Dans cette “morosité sanitaire” dans laquelle, comble de malheur, les élèves malagasy ont goûté à des “vacances de peste” complètement inédites sur la planète Terre, une embellie pointe à l’horizon, malgré les constats suivants: faible couverture des services sanitaires; absence de données sur la prise en charge du paludisme au niveau communautaire; capacités limitées des travailleurs de santé communautaires; problèmes d’accessibilité; absence de supervision des soins communautaires; taux de dépistage faible parmi les populations clés; sensibilisation et la couverture faibles; portée limitée de la stratégie de dépistage; nécessité d’actualiser les estimations de prévalence; carence dans les capacités et les formations; lacunes au niveau du suivi des patients. Oui, malgré tout cela, des actions prometteuses, courant jusqu’en 2020, ont été convenues avec la Direction de la Division de la gestion des subventions du Fonds mondial.

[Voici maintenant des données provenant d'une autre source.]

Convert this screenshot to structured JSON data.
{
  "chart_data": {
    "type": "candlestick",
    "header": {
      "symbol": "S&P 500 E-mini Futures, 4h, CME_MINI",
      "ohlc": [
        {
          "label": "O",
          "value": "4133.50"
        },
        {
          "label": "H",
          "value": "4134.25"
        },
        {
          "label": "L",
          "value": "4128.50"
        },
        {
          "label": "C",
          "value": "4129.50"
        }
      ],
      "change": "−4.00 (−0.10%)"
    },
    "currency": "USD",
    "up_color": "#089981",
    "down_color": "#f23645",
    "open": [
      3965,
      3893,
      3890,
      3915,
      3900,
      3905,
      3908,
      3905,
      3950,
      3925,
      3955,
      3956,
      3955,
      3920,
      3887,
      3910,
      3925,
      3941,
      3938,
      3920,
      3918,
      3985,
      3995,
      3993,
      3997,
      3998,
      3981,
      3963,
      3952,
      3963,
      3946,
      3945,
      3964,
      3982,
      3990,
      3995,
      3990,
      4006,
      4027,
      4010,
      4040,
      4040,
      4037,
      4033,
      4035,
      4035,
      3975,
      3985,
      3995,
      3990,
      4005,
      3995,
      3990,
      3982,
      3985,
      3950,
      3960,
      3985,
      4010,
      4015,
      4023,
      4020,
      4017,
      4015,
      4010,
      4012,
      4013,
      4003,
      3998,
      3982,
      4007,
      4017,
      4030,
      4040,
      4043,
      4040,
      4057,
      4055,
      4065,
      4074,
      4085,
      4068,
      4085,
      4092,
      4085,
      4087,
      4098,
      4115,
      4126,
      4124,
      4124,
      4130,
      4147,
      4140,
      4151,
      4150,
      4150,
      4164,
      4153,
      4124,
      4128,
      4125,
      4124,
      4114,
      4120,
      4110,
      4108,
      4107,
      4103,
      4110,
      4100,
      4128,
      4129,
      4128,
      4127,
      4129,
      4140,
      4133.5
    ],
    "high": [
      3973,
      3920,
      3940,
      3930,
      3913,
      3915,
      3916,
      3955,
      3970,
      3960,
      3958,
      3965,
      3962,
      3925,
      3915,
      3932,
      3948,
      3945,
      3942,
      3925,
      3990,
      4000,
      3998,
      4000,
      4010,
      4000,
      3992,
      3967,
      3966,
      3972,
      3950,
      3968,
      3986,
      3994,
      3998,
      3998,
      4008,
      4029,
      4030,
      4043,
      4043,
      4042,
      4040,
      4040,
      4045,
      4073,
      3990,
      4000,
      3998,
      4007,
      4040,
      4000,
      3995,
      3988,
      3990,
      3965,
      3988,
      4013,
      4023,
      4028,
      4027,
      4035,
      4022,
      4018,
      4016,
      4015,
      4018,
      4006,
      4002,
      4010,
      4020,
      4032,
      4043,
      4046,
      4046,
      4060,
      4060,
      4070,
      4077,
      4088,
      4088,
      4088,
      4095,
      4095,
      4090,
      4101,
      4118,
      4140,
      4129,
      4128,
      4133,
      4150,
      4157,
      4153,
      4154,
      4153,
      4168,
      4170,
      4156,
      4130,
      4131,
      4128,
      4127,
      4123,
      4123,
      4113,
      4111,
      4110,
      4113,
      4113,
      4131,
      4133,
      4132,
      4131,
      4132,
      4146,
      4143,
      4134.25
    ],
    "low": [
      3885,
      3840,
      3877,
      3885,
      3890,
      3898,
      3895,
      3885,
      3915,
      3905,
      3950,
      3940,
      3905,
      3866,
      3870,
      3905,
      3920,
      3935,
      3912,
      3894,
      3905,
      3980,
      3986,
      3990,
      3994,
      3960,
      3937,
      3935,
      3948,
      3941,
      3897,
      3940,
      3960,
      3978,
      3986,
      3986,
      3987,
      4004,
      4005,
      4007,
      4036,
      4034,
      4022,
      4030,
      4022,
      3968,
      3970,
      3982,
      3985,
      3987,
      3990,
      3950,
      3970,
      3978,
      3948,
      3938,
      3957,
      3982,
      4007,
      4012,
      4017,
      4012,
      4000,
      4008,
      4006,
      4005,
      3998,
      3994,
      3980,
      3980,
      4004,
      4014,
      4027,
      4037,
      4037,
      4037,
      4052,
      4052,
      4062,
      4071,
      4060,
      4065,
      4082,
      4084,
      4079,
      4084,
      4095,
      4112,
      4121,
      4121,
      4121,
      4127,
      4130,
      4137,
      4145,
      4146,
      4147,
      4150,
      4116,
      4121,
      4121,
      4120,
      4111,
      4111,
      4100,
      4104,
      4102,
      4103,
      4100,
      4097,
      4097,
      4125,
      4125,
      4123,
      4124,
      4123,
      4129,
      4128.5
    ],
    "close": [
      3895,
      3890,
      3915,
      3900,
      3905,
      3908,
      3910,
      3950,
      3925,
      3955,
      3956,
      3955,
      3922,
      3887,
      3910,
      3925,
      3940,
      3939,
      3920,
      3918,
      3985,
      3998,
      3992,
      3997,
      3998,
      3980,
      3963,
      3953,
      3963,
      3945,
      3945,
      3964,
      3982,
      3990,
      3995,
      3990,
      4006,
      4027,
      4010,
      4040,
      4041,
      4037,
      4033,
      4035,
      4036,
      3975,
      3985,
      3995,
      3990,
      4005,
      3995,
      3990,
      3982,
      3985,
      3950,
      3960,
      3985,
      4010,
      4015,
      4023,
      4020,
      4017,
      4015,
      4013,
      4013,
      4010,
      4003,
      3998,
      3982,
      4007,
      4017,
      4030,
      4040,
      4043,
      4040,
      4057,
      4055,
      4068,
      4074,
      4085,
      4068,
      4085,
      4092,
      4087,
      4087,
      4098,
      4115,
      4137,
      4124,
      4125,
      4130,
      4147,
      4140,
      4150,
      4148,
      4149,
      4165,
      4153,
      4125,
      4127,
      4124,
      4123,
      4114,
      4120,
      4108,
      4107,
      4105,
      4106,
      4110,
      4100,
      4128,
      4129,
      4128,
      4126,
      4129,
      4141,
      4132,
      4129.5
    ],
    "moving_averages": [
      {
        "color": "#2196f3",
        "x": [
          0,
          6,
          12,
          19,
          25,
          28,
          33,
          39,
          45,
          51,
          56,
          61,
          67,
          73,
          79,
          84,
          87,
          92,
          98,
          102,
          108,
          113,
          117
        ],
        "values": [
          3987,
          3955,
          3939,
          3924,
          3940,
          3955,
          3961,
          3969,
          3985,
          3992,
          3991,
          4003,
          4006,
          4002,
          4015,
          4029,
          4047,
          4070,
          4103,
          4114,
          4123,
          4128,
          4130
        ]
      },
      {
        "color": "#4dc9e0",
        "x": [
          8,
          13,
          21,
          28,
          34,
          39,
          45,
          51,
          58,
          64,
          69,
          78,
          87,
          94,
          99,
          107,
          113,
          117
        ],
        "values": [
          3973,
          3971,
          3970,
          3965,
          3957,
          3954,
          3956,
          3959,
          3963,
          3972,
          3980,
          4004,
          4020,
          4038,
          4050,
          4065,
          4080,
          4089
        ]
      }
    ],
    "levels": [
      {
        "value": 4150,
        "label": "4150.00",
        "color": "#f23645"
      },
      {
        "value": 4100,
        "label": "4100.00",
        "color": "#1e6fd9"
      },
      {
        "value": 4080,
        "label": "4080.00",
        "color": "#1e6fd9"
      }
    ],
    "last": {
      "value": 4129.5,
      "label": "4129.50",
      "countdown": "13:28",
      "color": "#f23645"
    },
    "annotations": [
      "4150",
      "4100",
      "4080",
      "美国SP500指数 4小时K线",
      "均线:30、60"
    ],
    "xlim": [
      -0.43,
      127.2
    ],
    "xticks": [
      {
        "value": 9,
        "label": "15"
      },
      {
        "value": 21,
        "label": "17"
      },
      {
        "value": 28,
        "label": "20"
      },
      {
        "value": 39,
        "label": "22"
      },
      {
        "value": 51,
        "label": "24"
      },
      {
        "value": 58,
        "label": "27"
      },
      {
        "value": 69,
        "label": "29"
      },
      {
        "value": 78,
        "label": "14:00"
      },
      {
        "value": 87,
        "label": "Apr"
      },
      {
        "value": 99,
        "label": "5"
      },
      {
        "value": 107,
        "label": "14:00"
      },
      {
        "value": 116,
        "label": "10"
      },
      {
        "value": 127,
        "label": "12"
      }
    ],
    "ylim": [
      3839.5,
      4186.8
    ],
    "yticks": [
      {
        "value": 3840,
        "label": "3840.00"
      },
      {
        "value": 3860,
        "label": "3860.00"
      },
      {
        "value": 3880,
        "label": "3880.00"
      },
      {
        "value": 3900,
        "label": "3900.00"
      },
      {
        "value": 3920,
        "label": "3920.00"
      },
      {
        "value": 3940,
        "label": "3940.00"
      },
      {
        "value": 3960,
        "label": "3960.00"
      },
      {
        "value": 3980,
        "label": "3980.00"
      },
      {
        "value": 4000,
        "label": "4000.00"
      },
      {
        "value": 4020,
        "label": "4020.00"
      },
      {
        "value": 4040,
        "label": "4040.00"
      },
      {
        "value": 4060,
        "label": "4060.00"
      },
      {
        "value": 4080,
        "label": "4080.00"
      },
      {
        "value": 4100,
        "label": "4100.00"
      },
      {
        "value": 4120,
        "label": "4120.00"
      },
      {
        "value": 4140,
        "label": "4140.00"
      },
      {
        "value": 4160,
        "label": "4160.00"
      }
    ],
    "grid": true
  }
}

A présent, transparence oblige, le régime actuel a le devoir d’informer l’opinion publique sur le montant exact dont Madagascar dispose en ce qui concerne l’aide financière émanant du Fonds mondial sur ces trois pandémies que sont le sida, la tuberculose et le paludisme. Pour le moment, amis lecteurs (féminins et masculins), sachez qu’à Madagascar, les subventions du Fonds mondial sont consacrées à hauteur de 59% environ aux produits de santé et aux coûts d’achat de fourniture liés. Les produits de santé contre le VIH ont été achetés par l’intermédiaire de l’UNICEF jusqu’en janvier 2018, mais cette fonction a depuis été confiée au mécanisme d’achat groupé du Fonds mondial. Les achats de produits de santé contre le paludisme sont réalisés par le siège de PSI (Population Services International) Unité centrale d’achat, et les achats de produits de santé contre la tuberculose sont assurés par le Service pharmaceutique mondial. La centrale publique d’achat des médicaments (Centrale d’achats de médicaments essentiels et de matériel médical SALAMA) est chargée du stockage et de la distribution des produits de santé contre les trois maladies.